Severely Elevated Blood Pressure in the Emergency Department is an Independent Predictor of 6- and 12-month Cardiovascular Events
Vahia AT, Siddiqui M, Stahl V, Brody A, Levy P, and Miller J. Severely elevated blood pressure in the emergency department is an independent predictor of 6 and 12 month cardiovascular events. Acad Emerg Med 2017; 24:S8.
Acad Emerg Med
Background: Severely elevated blood pressure (BP) absent acute target organ damage is common in ED patients but the 6 and 12 month risk for such patients is not well described. Objectives: We tested the hypothesis that severely elevated BP, independent of known cardiovascular risk factors, is associated with 6 and 12 month cardiovascular events. Methods: We performed a retrospective cohort study using a registry at 8 affiliated hospitals and free-standing EDs. We included all unique adult encounters with recorded BP. We excluded patients that required hospital admission or had an ED sBP < 110 mmHg. Data extraction included the first recorded ED BP and clinical information with a focus on cardiovascular risk factors. Composite outcomes were obtained from diagnostic coding over a 1-year period following the index visit and included death, myocardial infarction (MI), stroke and acute heart failure (AHF). Logistic and Cox proportional hazards modeling analyzed the association between composite outcomes and increments of HTN above a reference sBP110-140 mmHg. The model adjusted for age, sex, race, a history of HTN, insurance, and 7 core cardiovascular comorbidities.
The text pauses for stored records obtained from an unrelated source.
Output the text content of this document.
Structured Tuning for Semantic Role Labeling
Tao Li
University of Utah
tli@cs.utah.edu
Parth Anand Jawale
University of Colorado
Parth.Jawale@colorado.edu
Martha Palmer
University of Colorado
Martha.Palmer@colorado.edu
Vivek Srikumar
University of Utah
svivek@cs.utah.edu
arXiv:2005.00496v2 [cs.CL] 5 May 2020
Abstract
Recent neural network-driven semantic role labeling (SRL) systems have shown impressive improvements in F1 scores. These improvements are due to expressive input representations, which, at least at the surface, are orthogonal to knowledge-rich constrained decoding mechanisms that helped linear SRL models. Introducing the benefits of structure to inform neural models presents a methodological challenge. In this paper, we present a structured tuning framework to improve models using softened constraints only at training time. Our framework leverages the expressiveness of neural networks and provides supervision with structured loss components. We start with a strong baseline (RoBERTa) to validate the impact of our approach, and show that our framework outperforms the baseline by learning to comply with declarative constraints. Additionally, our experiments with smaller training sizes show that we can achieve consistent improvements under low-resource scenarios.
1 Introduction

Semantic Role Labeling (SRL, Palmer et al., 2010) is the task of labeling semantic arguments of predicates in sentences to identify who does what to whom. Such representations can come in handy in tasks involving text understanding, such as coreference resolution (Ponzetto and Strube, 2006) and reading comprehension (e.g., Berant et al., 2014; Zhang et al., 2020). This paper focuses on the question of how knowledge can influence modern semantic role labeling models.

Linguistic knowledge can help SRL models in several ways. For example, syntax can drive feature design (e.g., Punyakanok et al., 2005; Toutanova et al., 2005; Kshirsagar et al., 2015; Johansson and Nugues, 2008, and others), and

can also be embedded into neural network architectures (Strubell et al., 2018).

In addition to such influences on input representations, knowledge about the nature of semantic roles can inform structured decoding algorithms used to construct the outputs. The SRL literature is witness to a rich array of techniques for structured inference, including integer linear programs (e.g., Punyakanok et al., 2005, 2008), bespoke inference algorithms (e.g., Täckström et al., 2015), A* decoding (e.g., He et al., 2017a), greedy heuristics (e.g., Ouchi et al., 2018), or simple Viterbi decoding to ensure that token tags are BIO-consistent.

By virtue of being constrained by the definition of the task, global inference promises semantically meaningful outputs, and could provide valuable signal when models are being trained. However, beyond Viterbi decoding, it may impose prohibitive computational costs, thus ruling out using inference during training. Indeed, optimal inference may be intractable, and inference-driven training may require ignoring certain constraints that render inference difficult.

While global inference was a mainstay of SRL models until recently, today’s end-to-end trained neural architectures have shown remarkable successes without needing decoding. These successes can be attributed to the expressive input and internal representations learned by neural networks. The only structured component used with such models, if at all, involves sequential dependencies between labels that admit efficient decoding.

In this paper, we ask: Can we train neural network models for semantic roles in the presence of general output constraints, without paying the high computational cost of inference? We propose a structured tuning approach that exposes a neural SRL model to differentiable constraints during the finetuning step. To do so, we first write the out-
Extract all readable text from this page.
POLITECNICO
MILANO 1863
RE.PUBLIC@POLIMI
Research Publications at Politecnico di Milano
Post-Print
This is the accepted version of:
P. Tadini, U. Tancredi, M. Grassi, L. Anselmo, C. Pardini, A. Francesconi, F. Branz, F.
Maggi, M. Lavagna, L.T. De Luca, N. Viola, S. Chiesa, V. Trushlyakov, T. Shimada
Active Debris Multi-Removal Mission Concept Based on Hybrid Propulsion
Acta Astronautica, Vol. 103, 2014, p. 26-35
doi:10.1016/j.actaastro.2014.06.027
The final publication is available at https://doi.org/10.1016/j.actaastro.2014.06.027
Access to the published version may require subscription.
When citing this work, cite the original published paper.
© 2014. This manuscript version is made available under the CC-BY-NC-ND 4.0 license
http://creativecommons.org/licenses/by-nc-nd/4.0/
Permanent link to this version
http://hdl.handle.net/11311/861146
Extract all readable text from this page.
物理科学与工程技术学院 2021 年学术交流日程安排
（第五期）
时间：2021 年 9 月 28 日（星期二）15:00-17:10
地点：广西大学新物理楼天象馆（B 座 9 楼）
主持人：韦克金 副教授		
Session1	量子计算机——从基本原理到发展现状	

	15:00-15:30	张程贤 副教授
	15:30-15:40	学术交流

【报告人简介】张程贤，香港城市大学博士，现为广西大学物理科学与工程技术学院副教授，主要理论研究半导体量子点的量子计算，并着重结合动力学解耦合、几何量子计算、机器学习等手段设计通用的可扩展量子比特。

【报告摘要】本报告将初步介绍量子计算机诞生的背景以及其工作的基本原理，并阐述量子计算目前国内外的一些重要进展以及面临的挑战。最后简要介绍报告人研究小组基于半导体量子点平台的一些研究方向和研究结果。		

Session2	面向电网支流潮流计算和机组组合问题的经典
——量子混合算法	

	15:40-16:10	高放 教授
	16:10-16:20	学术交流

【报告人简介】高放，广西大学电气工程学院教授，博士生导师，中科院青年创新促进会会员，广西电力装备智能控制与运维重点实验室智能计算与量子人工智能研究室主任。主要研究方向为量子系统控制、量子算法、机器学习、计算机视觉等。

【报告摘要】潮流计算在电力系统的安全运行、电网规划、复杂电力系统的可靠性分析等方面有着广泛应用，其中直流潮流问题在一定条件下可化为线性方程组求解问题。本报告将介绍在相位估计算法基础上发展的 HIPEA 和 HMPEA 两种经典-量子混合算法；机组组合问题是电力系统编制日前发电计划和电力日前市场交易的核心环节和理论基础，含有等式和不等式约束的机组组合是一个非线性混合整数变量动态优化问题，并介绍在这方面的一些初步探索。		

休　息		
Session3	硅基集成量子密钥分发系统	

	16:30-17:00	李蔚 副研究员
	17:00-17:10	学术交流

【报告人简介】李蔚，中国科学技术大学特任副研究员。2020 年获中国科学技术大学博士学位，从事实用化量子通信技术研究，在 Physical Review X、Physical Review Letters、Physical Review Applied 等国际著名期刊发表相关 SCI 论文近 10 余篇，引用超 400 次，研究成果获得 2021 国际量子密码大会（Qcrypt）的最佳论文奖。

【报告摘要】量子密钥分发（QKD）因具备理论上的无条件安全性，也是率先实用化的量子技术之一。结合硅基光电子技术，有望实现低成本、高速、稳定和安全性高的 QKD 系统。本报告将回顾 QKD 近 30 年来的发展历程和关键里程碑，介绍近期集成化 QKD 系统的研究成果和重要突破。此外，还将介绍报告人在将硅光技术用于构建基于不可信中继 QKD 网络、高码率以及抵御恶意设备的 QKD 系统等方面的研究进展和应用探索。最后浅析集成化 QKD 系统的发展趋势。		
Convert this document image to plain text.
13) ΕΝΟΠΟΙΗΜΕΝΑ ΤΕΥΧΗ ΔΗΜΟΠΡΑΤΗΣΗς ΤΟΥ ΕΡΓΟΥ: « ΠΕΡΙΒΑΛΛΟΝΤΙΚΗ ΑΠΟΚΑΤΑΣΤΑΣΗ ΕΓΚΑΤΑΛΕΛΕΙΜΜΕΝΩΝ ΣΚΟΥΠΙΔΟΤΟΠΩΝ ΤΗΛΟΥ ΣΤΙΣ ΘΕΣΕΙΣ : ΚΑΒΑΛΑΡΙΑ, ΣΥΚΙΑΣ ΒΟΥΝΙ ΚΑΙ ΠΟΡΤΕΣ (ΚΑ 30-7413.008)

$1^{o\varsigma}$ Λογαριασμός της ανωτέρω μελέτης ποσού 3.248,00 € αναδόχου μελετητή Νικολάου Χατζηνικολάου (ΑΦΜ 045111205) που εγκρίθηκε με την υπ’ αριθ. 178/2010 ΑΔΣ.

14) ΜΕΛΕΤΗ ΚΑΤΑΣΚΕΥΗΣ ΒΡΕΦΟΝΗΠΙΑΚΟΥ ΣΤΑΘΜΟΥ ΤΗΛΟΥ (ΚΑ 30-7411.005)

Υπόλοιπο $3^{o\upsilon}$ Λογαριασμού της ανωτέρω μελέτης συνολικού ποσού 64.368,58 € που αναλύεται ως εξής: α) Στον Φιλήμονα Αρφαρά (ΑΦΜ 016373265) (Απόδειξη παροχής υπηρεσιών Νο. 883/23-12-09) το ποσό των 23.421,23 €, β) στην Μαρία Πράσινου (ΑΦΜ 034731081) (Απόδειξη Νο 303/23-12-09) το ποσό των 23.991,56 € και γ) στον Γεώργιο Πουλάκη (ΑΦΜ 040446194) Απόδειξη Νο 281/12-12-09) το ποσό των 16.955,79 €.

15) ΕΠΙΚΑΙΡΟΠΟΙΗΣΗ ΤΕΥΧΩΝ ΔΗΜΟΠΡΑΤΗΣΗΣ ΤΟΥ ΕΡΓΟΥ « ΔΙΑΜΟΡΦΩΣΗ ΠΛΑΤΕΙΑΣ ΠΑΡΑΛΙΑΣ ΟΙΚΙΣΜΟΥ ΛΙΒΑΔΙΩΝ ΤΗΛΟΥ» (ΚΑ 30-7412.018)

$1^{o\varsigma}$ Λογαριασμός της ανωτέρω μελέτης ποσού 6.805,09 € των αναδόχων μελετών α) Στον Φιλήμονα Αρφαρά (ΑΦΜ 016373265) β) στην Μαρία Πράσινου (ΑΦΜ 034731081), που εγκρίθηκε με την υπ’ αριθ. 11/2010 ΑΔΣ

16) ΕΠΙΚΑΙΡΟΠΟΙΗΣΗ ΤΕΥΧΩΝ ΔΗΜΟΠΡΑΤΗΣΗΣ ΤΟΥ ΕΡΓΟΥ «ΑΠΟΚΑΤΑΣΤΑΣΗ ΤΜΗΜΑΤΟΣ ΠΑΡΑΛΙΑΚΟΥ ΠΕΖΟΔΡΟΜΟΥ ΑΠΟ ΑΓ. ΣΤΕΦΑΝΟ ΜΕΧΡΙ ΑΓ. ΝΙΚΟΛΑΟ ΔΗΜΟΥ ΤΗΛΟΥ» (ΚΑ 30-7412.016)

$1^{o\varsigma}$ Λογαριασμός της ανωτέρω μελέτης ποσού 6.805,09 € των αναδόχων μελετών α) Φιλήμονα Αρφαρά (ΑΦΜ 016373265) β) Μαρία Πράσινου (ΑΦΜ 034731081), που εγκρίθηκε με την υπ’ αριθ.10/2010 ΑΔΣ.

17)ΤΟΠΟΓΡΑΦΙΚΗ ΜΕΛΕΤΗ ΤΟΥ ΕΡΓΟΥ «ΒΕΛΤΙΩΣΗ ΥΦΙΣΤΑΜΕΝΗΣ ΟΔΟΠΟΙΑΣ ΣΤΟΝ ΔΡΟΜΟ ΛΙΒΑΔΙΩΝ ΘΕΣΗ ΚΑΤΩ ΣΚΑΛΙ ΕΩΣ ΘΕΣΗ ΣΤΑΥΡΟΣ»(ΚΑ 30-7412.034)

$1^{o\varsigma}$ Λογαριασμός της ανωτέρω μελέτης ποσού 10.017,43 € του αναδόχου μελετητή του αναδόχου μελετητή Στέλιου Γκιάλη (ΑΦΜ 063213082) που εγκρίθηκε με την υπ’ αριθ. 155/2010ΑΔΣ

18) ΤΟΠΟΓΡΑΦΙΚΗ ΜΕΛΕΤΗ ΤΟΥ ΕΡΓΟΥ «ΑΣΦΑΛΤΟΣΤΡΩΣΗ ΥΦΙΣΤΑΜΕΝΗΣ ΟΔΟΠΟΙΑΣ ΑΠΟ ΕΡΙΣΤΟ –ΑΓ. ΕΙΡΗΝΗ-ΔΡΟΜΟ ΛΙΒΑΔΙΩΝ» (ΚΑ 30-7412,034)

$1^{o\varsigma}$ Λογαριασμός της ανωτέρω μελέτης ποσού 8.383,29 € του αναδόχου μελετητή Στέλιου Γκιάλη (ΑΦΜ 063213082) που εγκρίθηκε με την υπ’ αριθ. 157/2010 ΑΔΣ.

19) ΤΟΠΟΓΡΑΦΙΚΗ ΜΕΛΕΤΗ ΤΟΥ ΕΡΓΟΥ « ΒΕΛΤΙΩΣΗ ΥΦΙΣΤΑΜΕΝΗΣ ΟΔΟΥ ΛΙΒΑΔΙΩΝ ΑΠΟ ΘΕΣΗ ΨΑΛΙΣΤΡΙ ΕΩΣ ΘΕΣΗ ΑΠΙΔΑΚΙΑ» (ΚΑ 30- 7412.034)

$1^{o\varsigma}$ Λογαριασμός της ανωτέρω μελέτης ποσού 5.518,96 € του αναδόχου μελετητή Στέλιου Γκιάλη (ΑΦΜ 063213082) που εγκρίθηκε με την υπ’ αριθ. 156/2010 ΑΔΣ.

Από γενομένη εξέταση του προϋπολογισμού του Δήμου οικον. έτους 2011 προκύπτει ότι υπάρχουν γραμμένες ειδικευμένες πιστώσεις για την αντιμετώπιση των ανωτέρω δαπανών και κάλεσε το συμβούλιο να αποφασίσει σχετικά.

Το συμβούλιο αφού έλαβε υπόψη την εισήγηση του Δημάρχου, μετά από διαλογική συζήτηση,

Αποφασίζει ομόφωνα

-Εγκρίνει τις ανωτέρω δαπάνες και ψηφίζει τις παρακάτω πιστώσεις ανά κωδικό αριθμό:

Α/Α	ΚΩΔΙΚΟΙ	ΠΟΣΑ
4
Results: Analysis included 196,244 unique patients over a one year period. The mean age was 46.5 (±19) years, and 56.9% were female. There were 14,887 patients with ED sBP ≥ 180 mmHg, including 4,379 with a sBP ≥ 200 mmHg. In an unadjusted model, the 6-month odds ratio (OR) for a composite event for patients with sBP 180-200, 200-220, and >220 mmHg compared to normotensive patients was 3.0 (95%CI 2.7-3.2), 4 (95%CI 3.6-4.5), and 4.6 (95%CI 3.9- 5.4). At 12 months, these unadjusted odds ratios were nearly identical. Adjusting for age, sex, race, HTN, insurance and multiple cardiovascular comorbidities, sBP 180 - 200 mmHg remained an independent predictor of cardiovascular events (OR 1.15, 95%CI 1.1-1.2), as did sBP 200-220 mmHg (OR 1.3, 95%CI 1.2- 1.4) and sBP > 220 mmHg (1.7 OR, 95%CI 1.5-2.0). Conclusions: Among patients discharged from the ED, severely elevated BP is an independent predictor of 6 and 12 month cardiovascular events, and the magnitude of association increases with higher BP. Further study is needed to evaluate the clinical effectiveness of population health management focused on better awareness and treatment of chronic HTN among ED patients with severely elevated BP.